About
Ryan Sweet is a Lecturer in Humanities and the Programme Director of the Humanities Foundation Year. He is a specialist in literary and cultural disability studies and his first book, about how prosthetic body parts were imagined in Britain and American in the nineteenth and early twentieth century, is available for free (thanks to generous funding from the Welcome Trust) via the Springer Open Access platform. Ryan is now researching the entangled cultural histories of disability and nonhuman animals in nineteenth-century Britain.

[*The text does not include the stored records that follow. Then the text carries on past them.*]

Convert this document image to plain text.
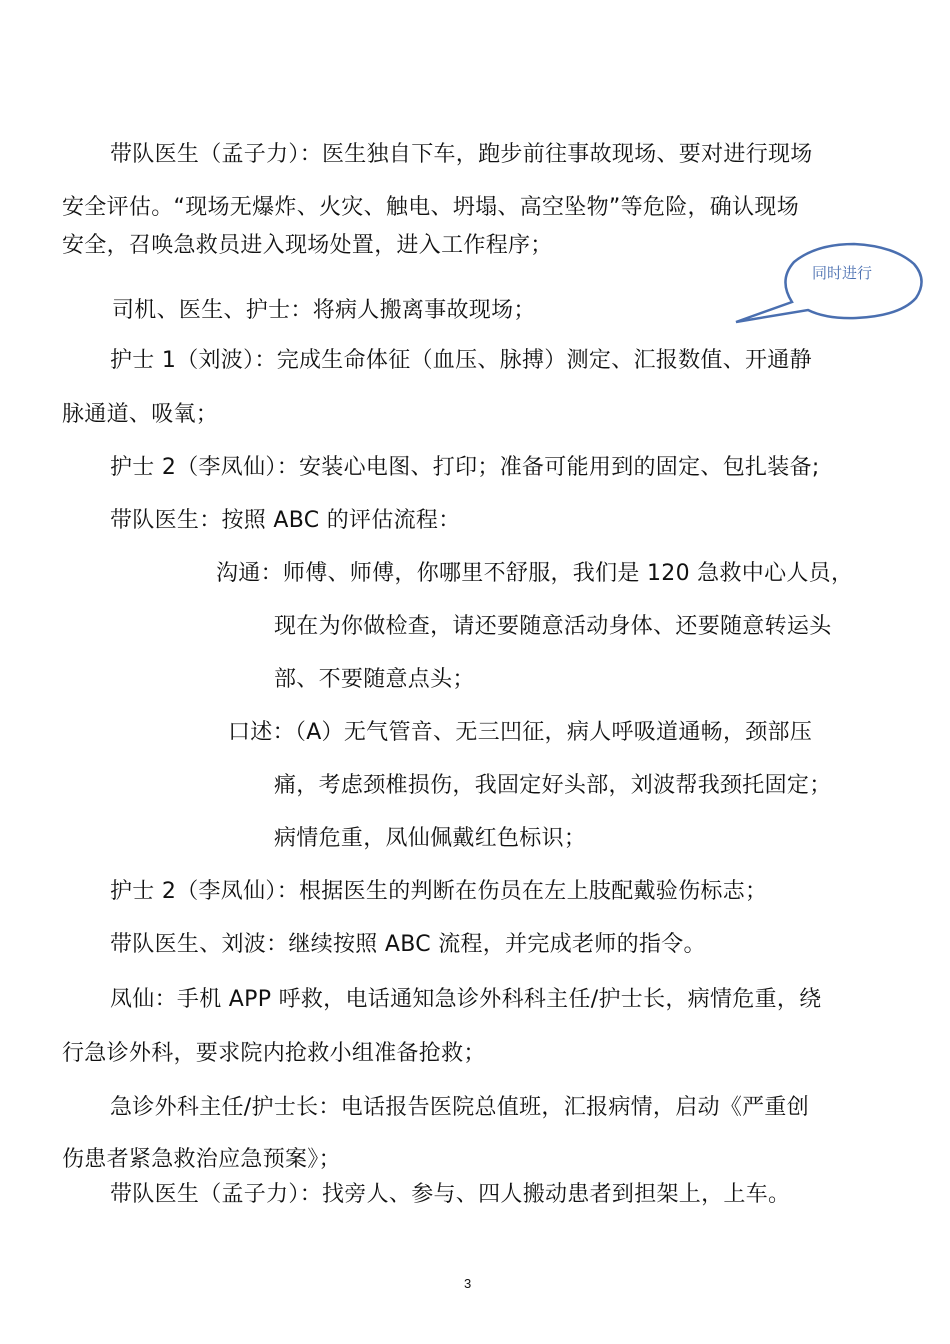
带队医生（孟子力）：医生独自下车，跑步前往事故现场、要对进行现场
安全评估。“现场无爆炸、火灾、触电、坍塌、高空坠物”等危险，确认现场
安全，召唤急救员进入现场处置，进入工作程序；
同时进行
司机、医生、护士：将病人搬离事故现场；
护士 1（刘波）：完成生命体征（血压、脉搏）测定、汇报数值、开通静
脉通道、吸氧；
护士 2（李凤仙）：安装心电图、打印；准备可能用到的固定、包扎装备;
带队医生：按照 ABC 的评估流程：
沟通：师傅、师傅，你哪里不舒服，我们是 120 急救中心人员，
现在为你做检查，请还要随意活动身体、还要随意转运头
部、不要随意点头；
口述：（A）无气管音、无三凹征，病人呼吸道通畅，颈部压
痛，考虑颈椎损伤，我固定好头部，刘波帮我颈托固定；
病情危重，凤仙佩戴红色标识；
护士 2（李凤仙）：根据医生的判断在伤员在左上肢配戴验伤标志；
带队医生、刘波：继续按照 ABC 流程，并完成老师的指令。
凤仙：手机 APP 呼救，电话通知急诊外科科主任/护士长，病情危重，绕
行急诊外科，要求院内抢救小组准备抢救；
急诊外科主任/护士长：电话报告医院总值班，汇报病情，启动《严重创
伤患者紧急救治应急预案》；
带队医生（孟子力）：找旁人、参与、四人搬动患者到担架上，上车。
3
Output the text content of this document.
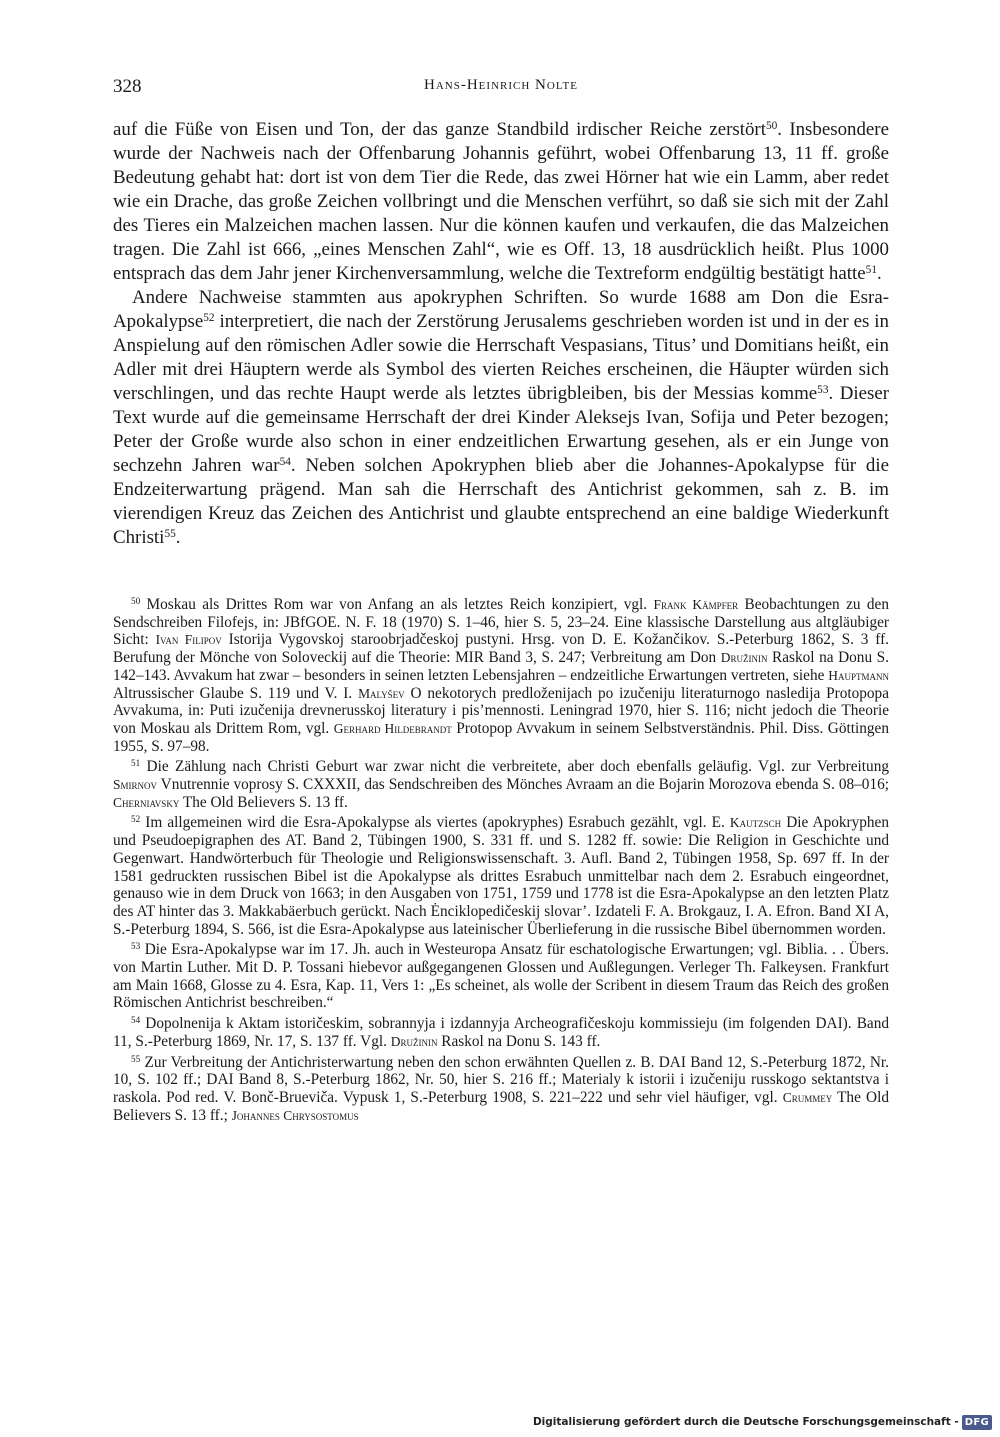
328	Hans-Heinrich Nolte

auf die Füße von Eisen und Ton, der das ganze Standbild irdischer Reiche zerstört$^{50}$. Insbesondere wurde der Nachweis nach der Offenbarung Johannis geführt, wobei Offenbarung 13, 11 ff. große Bedeutung gehabt hat: dort ist von dem Tier die Rede, das zwei Hörner hat wie ein Lamm, aber redet wie ein Drache, das große Zeichen vollbringt und die Menschen verführt, so daß sie sich mit der Zahl des Tieres ein Malzeichen machen lassen. Nur die können kaufen und verkaufen, die das Malzeichen tragen. Die Zahl ist 666, „eines Menschen Zahl“, wie es Off. 13, 18 ausdrücklich heißt. Plus 1000 entsprach das dem Jahr jener Kirchenversammlung, welche die Textreform endgültig bestätigt hatte$^{51}$.

Andere Nachweise stammten aus apokryphen Schriften. So wurde 1688 am Don die Esra-Apokalypse$^{52}$ interpretiert, die nach der Zerstörung Jerusalems geschrieben worden ist und in der es in Anspielung auf den römischen Adler sowie die Herrschaft Vespasians, Titus’ und Domitians heißt, ein Adler mit drei Häuptern werde als Symbol des vierten Reiches erscheinen, die Häupter würden sich verschlingen, und das rechte Haupt werde als letztes übrigbleiben, bis der Messias komme$^{53}$. Dieser Text wurde auf die gemeinsame Herrschaft der drei Kinder Aleksejs Ivan, Sofija und Peter bezogen; Peter der Große wurde also schon in einer endzeitlichen Erwartung gesehen, als er ein Junge von sechzehn Jahren war$^{54}$. Neben solchen Apokryphen blieb aber die Johannes-Apokalypse für die Endzeiterwartung prägend. Man sah die Herrschaft des Antichrist gekommen, sah z. B. im vierendigen Kreuz das Zeichen des Antichrist und glaubte entsprechend an eine baldige Wiederkunft Christi$^{55}$.

$^{50}$ Moskau als Drittes Rom war von Anfang an als letztes Reich konzipiert, vgl. Frank Kämpfer Beobachtungen zu den Sendschreiben Filofejs, in: JBfGOE. N. F. 18 (1970) S. 1–46, hier S. 5, 23–24. Eine klassische Darstellung aus altgläubiger Sicht: Ivan Filipov Istorija Vygovskoj staroobrjadčeskoj pustyni. Hrsg. von D. E. Kožančikov. S.-Peterburg 1862, S. 3 ff. Berufung der Mönche von Soloveckij auf die Theorie: MIR Band 3, S. 247; Verbreitung am Don Družinin Raskol na Donu S. 142–143. Avvakum hat zwar – besonders in seinen letzten Lebensjahren – endzeitliche Erwartungen vertreten, siehe Hauptmann Altrussischer Glaube S. 119 und V. I. Malyšev O nekotorych predloženijach po izučeniju literaturnogo nasledija Protopopa Avvakuma, in: Puti izučenija drevnerusskoj literatury i pis’mennosti. Leningrad 1970, hier S. 116; nicht jedoch die Theorie von Moskau als Drittem Rom, vgl. Gerhard Hildebrandt Protopop Avvakum in seinem Selbstverständnis. Phil. Diss. Göttingen 1955, S. 97–98.

$^{51}$ Die Zählung nach Christi Geburt war zwar nicht die verbreitete, aber doch ebenfalls geläufig. Vgl. zur Verbreitung Smirnov Vnutrennie voprosy S. CXXXII, das Sendschreiben des Mönches Avraam an die Bojarin Morozova ebenda S. 08–016; Cherniavsky The Old Believers S. 13 ff.

$^{52}$ Im allgemeinen wird die Esra-Apokalypse als viertes (apokryphes) Esrabuch gezählt, vgl. E. Kautzsch Die Apokryphen und Pseudoepigraphen des AT. Band 2, Tübingen 1900, S. 331 ff. und S. 1282 ff. sowie: Die Religion in Geschichte und Gegenwart. Handwörterbuch für Theologie und Religionswissenschaft. 3. Aufl. Band 2, Tübingen 1958, Sp. 697 ff. In der 1581 gedruckten russischen Bibel ist die Apokalypse als drittes Esrabuch unmittelbar nach dem 2. Esrabuch eingeordnet, genauso wie in dem Druck von 1663; in den Ausgaben von 1751, 1759 und 1778 ist die Esra-Apokalypse an den letzten Platz des AT hinter das 3. Makkabäerbuch gerückt. Nach Ėnciklopedičeskij slovar’. Izdateli F. A. Brokgauz, I. A. Efron. Band XI A, S.-Peterburg 1894, S. 566, ist die Esra-Apokalypse aus lateinischer Überlieferung in die russische Bibel übernommen worden.

$^{53}$ Die Esra-Apokalypse war im 17. Jh. auch in Westeuropa Ansatz für eschatologische Erwartungen; vgl. Biblia. . . Übers. von Martin Luther. Mit D. P. Tossani hiebevor außgegangenen Glossen und Außlegungen. Verleger Th. Falkeysen. Frankfurt am Main 1668, Glosse zu 4. Esra, Kap. 11, Vers 1: „Es scheinet, als wolle der Scribent in diesem Traum das Reich des großen Römischen Antichrist beschreiben.“

$^{54}$ Dopolnenija k Aktam istoričeskim, sobrannyja i izdannyja Archeografičeskoju kommissieju (im folgenden DAI). Band 11, S.-Peterburg 1869, Nr. 17, S. 137 ff. Vgl. Družinin Raskol na Donu S. 143 ff.

$^{55}$ Zur Verbreitung der Antichristerwartung neben den schon erwähnten Quellen z. B. DAI Band 12, S.-Peterburg 1872, Nr. 10, S. 102 ff.; DAI Band 8, S.-Peterburg 1862, Nr. 50, hier S. 216 ff.; Materialy k istorii i izučeniju russkogo sektantstva i raskola. Pod red. V. Bonč-Brueviča. Vypusk 1, S.-Peterburg 1908, S. 221–222 und sehr viel häufiger, vgl. Crummey The Old Believers S. 13 ff.; Johannes Chrysostomus

Digitalisierung gefördert durch die Deutsche Forschungsgemeinschaft - DFG
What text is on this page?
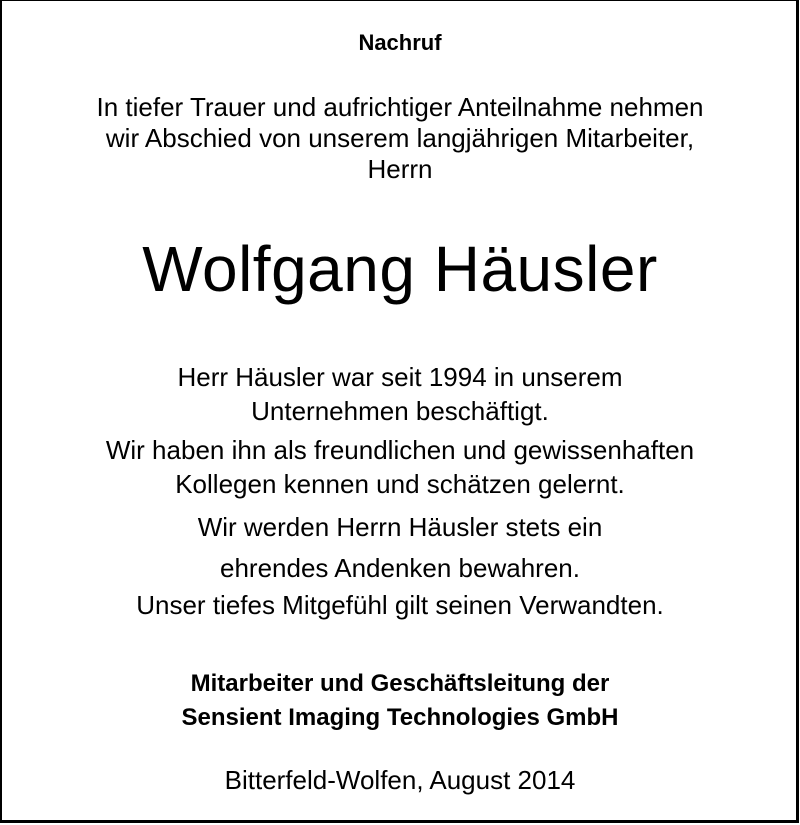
Nachruf
In tiefer Trauer und aufrichtiger Anteilnahme nehmen
wir Abschied von unserem langjährigen Mitarbeiter,
Herrn
Wolfgang Häusler
Herr Häusler war seit 1994 in unserem
Unternehmen beschäftigt.
Wir haben ihn als freundlichen und gewissenhaften
Kollegen kennen und schätzen gelernt.
Wir werden Herrn Häusler stets ein
ehrendes Andenken bewahren.
Unser tiefes Mitgefühl gilt seinen Verwandten.
Mitarbeiter und Geschäftsleitung der
Sensient Imaging Technologies GmbH
Bitterfeld-Wolfen, August 2014
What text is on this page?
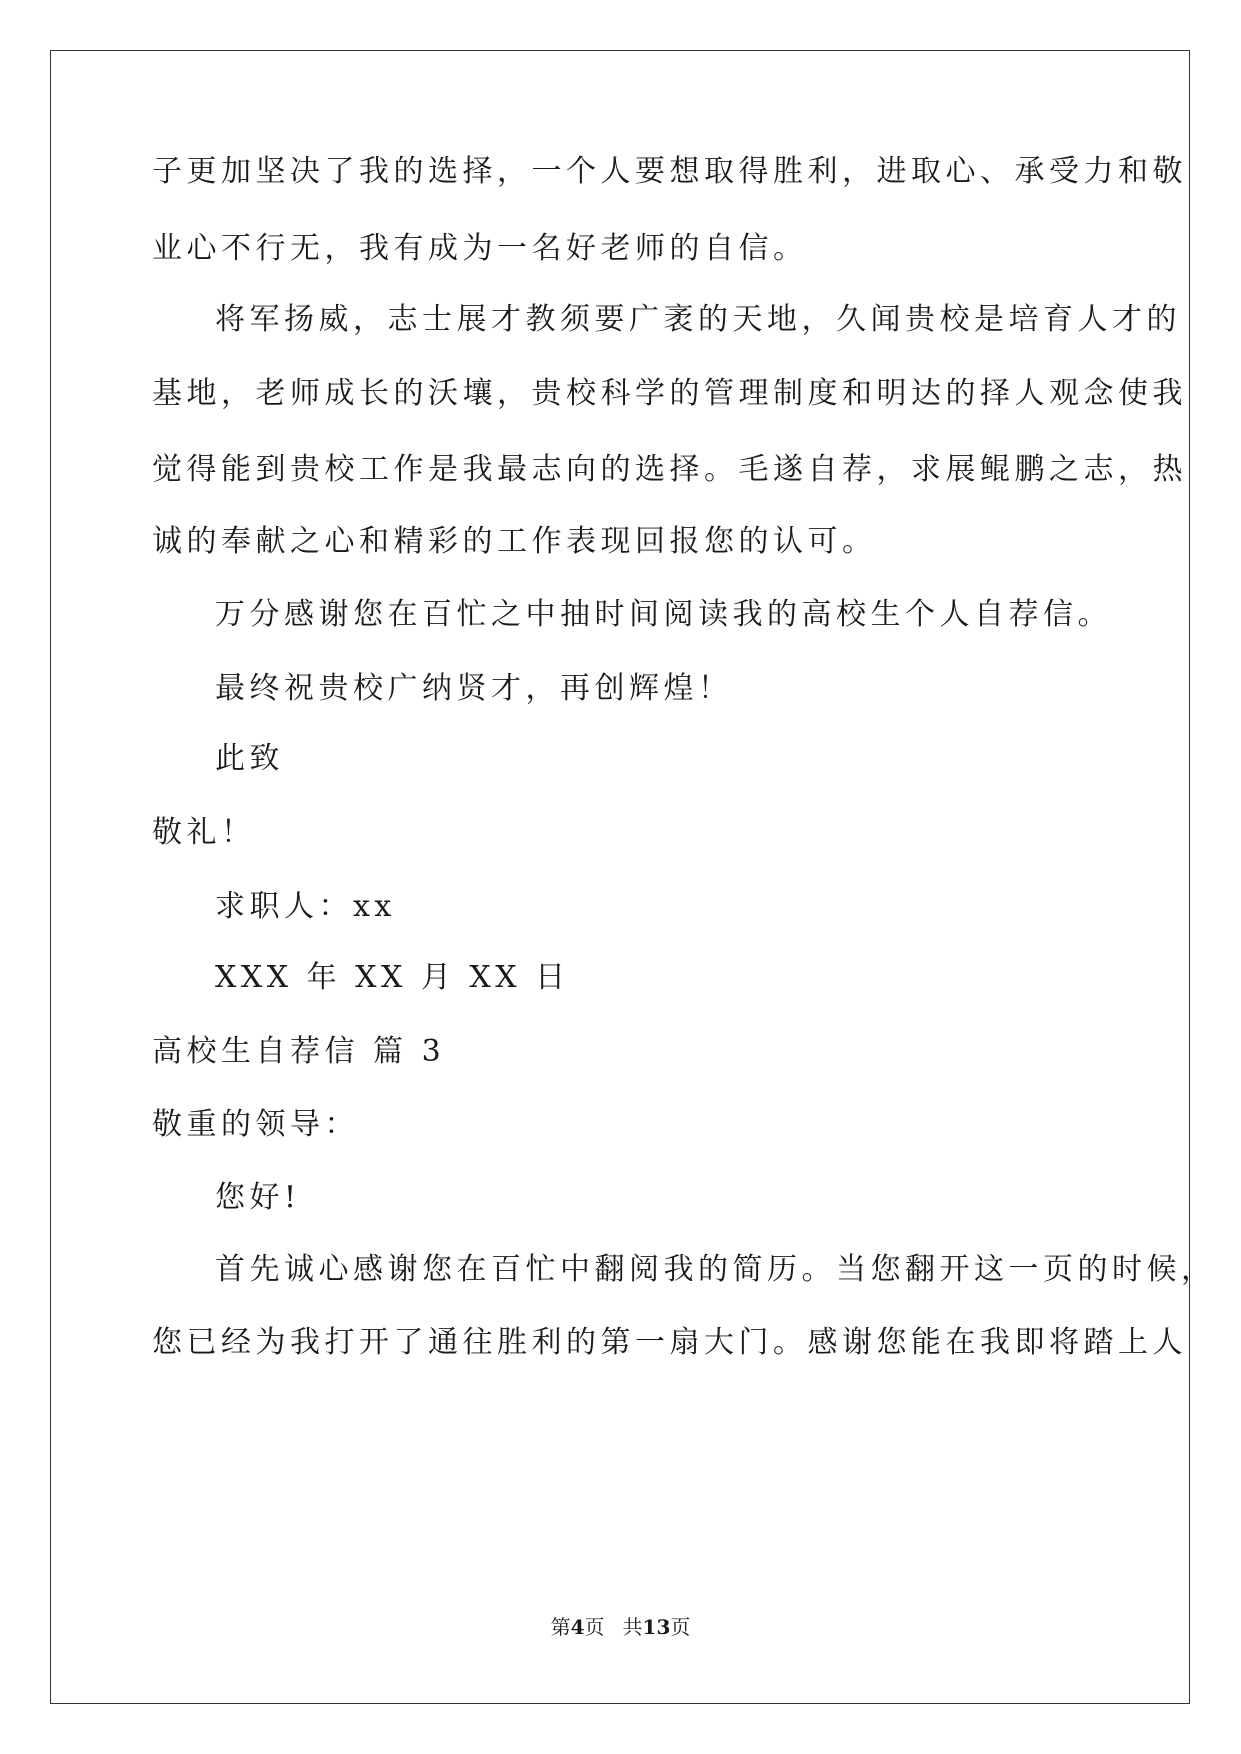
子更加坚决了我的选择，一个人要想取得胜利，进取心、承受力和敬
业心不行无，我有成为一名好老师的自信。
将军扬威，志士展才教须要广袤的天地，久闻贵校是培育人才的
基地，老师成长的沃壤，贵校科学的管理制度和明达的择人观念使我
觉得能到贵校工作是我最志向的选择。毛遂自荐，求展鲲鹏之志，热
诚的奉献之心和精彩的工作表现回报您的认可。
万分感谢您在百忙之中抽时间阅读我的高校生个人自荐信。
最终祝贵校广纳贤才，再创辉煌！
此致
敬礼！
求职人：xx
XXX 年 XX 月 XX 日
高校生自荐信 篇 3
敬重的领导：
您好!
首先诚心感谢您在百忙中翻阅我的简历。当您翻开这一页的时候，
您已经为我打开了通往胜利的第一扇大门。感谢您能在我即将踏上人
第4页 共13页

Linked to his research interests, which centre on concepts of accessibility and inclusion, Ryan is highly committed to widening participation in Higher Education. As a first-generation university graduate from a rural working-class Cornish family, after completing his BA (Hons), MA, and PhD (all in English) at the University of Exeter, Ryan went on to play a key role in designing and leading the University of Plymouth’s highly successful Humanities Foundation Year (2018-2020) before taking up his post at Swansea in June 2020. Ryan is passionate about enabling students from non-traditional and/or disenfranchised backgrounds to thrive at university.
Ryan is a contributor to the peer-reviewed online resource Nineteenth-Century Disability: Cultures and Contexts and a member of Swansea’s Medical Humanities Research Centre (MHRC).